The other is that rather than simply ranking shared features according to importance, the way a topic-modeling algorithm might, the new algorithm tries to winnow the list of features down to a representative set, which the researchers dubbed a "subspace." To that end, the algorithm imposes a penalty on subspaces that grow too large. So when it's creating its data clusters, it has to balance three sometimes-competing objectives: similarity to prototype, subspace size, and clear demarcations between clusters.

"You have to pick a good prototype to describe a good subspace," Kim says. "At the same time, you have to pick the right subspace such that the prototype makes sense. So you're doing it all simultaneously."

The researchers' first step was to test their new algorithm on a few classic machine-learning tasks, to make sure that the added constraints didn't impair its performance. They found that on most tasks, it performed as well as its precursor, and on a few, it actually performed better. Shah believes that that could be because the prototype constraint prevents the algorithm from assembling feature lists that contain internal contradictions.

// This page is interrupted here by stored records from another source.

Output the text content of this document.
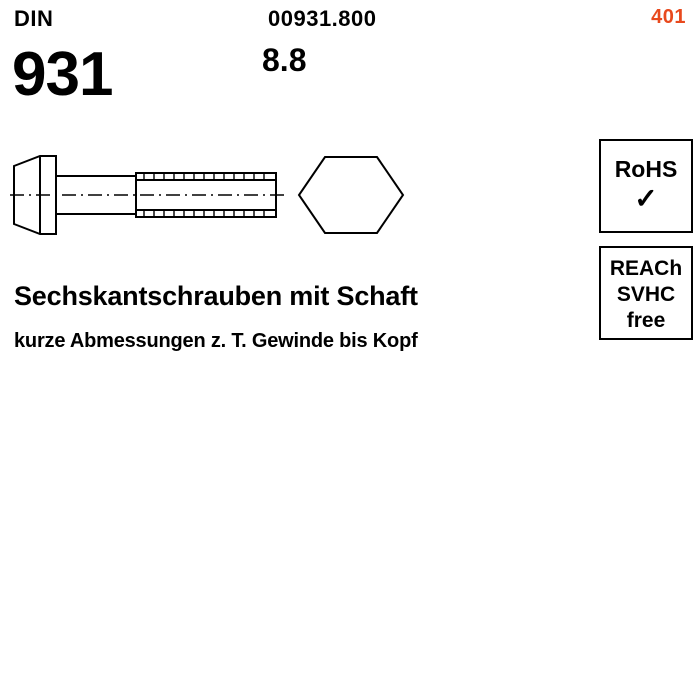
DIN	00931.800	401
931	8.8
Sechskantschrauben mit Schaft
kurze Abmessungen z. T. Gewinde bis Kopf
RoHS
✓
REACh
SVHC
free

Suppose, for instance, that an unsupervised-learning algorithm was trying to characterize voters in a population. A plurality of the voters might be registered as Democrats, but a plurality of Republicans may have voted in the last primary. The conventional algorithm might then describe the typical voter as a registered Democrat who voted in the last Republican primary. The prototype constraint makes that kind of result very unlikely, since no single voter would match its characterization.

Road Test

Next, the researchers conducted a set of experiments to determine whether prototype-based machine learning could actually improve human decision-making. Kim culled a set of recipes from an online database in which they had already been assigned categories — such as chili, pasta, and brownies — and distilled them to just their ingredient lists. Then she fed the lists to both a conventional topic-modeling algorithm and the new, prototype-constrained algorithm.

For each category, the new algorithm found a representative example, while the conventional algorithm produced a list of commonly occurring ingredients. Twenty-four subjects were then given 16 new ingredient lists each. Some of the lists were generated by the new algorithm and some by the conventional algorithm, and the assignment was random. With lists produced by the new algorithm, subjects were successful 86 percent of the time, while with lists produced by the conventional algorithm, they were successful 71 percent of the time.